J'ai bien noté dans l'exposé qui vient de m'être présenté le dynamisme et la volonté des acteurs économiques, la Province bien sûr, mais également la SOFINOR, sa société financière, et je me réjouis que de nombreuses réalisations aient vu le jour dans les domaines de la pêche et de l'aquaculture et vont se développer, ainsi que sur le plan de la transformation sur place des produits locaux (usine de poulets de chair, usine de conditionnement des crevettes¿).

La Province joue parfaitement son rôle de moteur de la politique du rééquilibrage, elle a su s'en donner les moyens par une gestion budgétaire rigoureuse et prudente, par des choix stratégiques de développement qui devraient lui permettre de relever plus facilement les défis de demain.
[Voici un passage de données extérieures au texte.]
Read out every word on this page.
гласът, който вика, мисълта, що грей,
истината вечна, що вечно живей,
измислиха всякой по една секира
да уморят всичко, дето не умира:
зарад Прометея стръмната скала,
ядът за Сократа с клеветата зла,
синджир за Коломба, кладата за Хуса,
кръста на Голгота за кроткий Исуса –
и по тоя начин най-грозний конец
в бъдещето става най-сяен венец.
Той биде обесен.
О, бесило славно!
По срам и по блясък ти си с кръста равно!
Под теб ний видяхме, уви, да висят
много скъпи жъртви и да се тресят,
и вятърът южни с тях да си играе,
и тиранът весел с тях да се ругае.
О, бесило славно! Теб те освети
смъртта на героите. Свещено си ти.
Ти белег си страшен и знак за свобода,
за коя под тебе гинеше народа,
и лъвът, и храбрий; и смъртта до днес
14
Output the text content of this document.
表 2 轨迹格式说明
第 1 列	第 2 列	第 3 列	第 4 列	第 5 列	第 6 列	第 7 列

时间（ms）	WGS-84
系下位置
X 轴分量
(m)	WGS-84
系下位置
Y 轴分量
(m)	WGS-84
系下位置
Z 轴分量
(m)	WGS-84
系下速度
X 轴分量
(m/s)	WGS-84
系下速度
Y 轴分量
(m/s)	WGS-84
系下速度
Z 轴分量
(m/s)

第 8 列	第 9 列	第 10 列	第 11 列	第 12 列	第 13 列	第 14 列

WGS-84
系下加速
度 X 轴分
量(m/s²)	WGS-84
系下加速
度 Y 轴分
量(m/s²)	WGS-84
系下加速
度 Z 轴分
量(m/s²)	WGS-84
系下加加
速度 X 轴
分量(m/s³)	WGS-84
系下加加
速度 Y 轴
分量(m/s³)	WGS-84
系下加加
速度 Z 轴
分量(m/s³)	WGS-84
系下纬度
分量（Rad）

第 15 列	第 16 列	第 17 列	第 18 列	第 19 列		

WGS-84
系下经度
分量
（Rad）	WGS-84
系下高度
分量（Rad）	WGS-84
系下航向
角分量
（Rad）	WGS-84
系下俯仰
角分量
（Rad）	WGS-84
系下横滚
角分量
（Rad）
Avant de quitter votre hémicycle, je voudrais vous témoigner non seulement mon soutien mais également ma reconnaissance pour l'accueil que vous m'avez réservé au cours de cette matinée. Cela m'a permis de prendre la mesure de vos responsabilités d'hommes politiques conscients et lucides. Je suis sensible, Monsieur le Président, au fait que vous ayez saisi l'occasion de ma visite en Nouvelle-Calédonie pour organiser cette séance de travail fructueuse. Je vous en remercie sincèrement.